While the U.S. Supreme Court has allowed public schools to limit the rights of students in some instances, it has also ruled that kids don’t shed their constitutional freedoms when they walk onto campus.

That’s why a Reno middle-school student is on solid ground in his lawsuit alleging the Washoe County School District violated his First Amendment rights by telling him to cover up a pro-gun T-shirt.

The Reno eighth-grader, who is identified only by the initials G.M., arrived at Kendyl Depoali Middle School on March 12 dressed in a shirt that depicted images similar to those on the “Don’t tread on me” Gadsden flag. It also bore the words “Firearms Policy Coalition” and “2A,” the latter meaning Second Amendment.

According to the lawsuit, a teacher demanded that the student remove or cover up the shirt, and school officials threatened him with further discipline if he wore it again. It was the second time the student faced punishment over his fashion choices — in November he attended school wearing a shirt that featured the logo of a local gun store, according to the Reno Gazette-Journal.
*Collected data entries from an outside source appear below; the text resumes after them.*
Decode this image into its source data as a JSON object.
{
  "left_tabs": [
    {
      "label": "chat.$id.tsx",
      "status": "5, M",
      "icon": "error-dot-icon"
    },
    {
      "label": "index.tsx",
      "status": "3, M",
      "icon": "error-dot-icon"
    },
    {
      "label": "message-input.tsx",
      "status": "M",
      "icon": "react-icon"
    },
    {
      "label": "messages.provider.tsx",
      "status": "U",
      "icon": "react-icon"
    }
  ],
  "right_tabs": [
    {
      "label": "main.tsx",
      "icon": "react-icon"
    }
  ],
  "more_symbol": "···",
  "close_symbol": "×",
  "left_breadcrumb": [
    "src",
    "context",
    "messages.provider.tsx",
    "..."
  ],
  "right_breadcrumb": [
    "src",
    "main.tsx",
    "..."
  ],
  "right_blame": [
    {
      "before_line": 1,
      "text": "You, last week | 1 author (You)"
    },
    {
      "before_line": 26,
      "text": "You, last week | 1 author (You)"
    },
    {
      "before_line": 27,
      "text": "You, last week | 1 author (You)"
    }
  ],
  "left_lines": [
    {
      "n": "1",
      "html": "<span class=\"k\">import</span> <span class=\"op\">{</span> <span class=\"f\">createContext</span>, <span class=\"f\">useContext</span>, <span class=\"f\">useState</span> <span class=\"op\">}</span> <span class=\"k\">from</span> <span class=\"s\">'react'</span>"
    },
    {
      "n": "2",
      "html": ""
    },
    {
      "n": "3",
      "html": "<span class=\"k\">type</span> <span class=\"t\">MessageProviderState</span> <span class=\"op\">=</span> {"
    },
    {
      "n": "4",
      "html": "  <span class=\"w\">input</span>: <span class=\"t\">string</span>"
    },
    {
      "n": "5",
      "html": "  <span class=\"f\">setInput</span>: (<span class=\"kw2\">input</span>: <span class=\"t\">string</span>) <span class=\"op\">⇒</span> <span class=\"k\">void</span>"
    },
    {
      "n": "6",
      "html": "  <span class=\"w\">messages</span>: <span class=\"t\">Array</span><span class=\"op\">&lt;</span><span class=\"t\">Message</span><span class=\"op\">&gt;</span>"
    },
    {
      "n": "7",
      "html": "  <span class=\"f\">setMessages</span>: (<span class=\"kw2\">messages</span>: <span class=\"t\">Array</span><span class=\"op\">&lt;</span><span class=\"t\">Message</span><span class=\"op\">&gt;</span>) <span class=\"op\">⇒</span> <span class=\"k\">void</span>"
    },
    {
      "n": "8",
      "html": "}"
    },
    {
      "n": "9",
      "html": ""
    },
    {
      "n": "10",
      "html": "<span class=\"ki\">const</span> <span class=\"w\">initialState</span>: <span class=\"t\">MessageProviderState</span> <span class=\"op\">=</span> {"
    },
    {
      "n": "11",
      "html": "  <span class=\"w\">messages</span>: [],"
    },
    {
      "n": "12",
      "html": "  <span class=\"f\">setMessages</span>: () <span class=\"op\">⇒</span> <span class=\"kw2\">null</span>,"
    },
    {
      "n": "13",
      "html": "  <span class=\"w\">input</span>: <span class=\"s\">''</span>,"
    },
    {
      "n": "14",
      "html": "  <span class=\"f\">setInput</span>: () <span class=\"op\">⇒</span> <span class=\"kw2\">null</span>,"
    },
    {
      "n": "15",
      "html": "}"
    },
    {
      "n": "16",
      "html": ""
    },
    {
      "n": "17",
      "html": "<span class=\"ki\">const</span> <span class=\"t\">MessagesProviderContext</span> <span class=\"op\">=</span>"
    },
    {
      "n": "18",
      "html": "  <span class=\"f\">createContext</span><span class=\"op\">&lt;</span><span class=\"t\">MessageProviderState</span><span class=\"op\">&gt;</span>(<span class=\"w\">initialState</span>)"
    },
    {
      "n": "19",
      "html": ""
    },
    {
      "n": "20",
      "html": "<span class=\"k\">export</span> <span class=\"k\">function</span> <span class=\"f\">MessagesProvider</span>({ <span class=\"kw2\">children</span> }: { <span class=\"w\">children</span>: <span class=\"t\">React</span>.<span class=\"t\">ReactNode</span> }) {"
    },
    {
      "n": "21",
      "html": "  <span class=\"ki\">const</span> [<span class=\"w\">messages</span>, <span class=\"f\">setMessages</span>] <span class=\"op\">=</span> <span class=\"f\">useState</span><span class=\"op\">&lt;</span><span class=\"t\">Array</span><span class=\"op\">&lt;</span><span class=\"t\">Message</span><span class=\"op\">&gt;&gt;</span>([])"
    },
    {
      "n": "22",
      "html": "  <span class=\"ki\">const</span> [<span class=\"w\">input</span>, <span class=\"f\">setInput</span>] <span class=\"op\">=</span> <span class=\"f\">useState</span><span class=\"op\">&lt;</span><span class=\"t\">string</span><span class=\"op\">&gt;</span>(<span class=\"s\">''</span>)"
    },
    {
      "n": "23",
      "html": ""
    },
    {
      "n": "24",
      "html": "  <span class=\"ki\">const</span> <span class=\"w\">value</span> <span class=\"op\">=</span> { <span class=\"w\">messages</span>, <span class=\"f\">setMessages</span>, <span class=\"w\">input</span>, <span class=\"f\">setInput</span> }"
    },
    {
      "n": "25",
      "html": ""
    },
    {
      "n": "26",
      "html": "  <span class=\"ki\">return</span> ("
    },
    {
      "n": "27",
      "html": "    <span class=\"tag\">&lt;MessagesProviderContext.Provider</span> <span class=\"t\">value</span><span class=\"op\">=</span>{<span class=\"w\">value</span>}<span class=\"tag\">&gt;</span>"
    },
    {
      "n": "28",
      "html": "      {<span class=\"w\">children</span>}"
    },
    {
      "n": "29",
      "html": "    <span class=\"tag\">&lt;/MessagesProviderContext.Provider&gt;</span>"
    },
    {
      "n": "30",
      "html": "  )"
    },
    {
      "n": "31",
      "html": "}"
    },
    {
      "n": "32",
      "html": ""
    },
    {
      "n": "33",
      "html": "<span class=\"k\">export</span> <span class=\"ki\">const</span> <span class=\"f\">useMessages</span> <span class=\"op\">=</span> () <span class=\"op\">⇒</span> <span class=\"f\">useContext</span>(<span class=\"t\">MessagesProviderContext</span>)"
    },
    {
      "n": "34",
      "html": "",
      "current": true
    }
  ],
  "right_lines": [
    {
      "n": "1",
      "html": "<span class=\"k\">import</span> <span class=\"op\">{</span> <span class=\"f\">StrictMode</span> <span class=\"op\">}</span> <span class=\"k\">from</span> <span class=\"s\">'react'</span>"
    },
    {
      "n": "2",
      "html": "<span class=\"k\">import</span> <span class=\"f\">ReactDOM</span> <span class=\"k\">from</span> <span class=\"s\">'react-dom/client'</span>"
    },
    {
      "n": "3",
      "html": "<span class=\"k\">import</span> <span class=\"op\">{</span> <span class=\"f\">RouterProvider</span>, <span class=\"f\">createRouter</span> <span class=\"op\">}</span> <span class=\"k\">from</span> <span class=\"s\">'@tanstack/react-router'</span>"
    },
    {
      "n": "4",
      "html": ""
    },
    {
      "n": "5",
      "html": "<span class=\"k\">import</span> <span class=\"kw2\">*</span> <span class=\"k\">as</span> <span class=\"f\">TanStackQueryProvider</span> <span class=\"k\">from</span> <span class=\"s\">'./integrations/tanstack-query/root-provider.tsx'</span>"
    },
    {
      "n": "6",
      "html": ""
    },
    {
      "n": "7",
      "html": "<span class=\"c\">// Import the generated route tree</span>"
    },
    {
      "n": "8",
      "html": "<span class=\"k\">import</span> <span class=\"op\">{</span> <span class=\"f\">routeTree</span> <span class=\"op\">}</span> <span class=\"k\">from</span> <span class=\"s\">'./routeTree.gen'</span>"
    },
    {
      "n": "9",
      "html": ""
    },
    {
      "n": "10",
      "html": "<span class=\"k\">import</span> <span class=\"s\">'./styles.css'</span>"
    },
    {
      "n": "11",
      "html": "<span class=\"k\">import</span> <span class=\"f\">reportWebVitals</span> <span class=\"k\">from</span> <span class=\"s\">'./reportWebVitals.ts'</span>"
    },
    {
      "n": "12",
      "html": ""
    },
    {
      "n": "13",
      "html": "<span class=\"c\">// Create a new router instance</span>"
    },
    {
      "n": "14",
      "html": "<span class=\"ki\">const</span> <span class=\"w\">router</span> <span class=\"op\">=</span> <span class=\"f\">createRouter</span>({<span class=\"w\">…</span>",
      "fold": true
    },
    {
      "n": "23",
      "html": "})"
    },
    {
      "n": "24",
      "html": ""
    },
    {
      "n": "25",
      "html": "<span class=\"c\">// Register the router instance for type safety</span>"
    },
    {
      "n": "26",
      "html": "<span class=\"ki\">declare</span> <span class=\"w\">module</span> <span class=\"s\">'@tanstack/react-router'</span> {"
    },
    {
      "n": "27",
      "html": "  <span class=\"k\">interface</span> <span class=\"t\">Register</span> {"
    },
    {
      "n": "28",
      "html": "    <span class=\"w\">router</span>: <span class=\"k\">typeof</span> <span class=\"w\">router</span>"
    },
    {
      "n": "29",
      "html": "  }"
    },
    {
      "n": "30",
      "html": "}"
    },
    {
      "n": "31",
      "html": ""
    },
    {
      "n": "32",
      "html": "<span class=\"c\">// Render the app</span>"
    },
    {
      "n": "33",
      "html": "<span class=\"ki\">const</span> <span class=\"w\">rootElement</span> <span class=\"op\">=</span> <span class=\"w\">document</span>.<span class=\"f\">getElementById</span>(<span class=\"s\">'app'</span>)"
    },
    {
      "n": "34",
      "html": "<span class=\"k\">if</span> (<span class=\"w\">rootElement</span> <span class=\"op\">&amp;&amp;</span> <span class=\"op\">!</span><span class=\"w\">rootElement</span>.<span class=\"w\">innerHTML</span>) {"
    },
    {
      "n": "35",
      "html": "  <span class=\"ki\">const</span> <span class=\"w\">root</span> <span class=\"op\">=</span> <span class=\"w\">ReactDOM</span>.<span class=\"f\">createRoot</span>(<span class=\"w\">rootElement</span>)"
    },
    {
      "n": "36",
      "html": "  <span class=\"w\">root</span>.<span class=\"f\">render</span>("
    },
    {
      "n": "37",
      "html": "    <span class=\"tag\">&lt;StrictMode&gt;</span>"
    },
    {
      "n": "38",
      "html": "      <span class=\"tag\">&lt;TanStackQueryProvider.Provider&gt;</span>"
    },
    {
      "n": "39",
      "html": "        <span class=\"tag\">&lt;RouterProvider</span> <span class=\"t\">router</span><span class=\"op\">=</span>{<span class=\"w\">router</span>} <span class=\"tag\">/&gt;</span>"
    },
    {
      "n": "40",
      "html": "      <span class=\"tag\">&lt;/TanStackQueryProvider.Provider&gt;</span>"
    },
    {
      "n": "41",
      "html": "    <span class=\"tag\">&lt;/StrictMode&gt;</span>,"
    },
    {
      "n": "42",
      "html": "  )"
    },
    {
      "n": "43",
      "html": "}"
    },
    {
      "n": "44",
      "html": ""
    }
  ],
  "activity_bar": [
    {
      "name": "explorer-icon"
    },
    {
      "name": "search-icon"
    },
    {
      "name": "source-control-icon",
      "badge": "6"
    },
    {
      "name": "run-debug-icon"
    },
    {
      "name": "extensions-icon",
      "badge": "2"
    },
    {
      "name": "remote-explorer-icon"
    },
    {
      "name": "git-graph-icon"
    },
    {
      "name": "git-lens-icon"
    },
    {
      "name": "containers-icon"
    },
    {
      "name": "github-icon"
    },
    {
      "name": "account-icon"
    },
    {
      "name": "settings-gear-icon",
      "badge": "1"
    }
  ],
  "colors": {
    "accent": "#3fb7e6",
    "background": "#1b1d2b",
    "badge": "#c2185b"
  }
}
The district maintains that the shirt violated its dress code, which prohibits clothing with “sexual overtones, or anything that promotes firearms, alcohol, drugs, tobacco, gang membership or violence.”

But while schools may indeed restrict student attire that is obscene or disruptive, sartorial regulatory schemes that discriminate based on the message conveyed clearly violate the Bill of Rights. Ask yourself: Would the district have done the same to a student sporting an anti-NRA armband in support of recent student walkouts over gun violence? The answer is obvious.

“The shirt did not promote or advocate illegal activity; it contained no violent or offensive imagery; nothing on it was obscene, vulgar or profane,” the lawsuit contends. “And yet (the student) was prevented from wearing his shirt based on school officials’ disagreement with the message they believe it conveyed.”

This issue here has nothing to do with gun rights, gun control or the Second Amendment. It instead concerns a public entity censoring a student who sought to peacefully express his opinion on a policy issue that has dominated the news for weeks.

The Washoe County School District deserves to lose this case. Meanwhile, the folks at Depoali Middle School should focus on teaching the First Amendment rather than trampling all over it.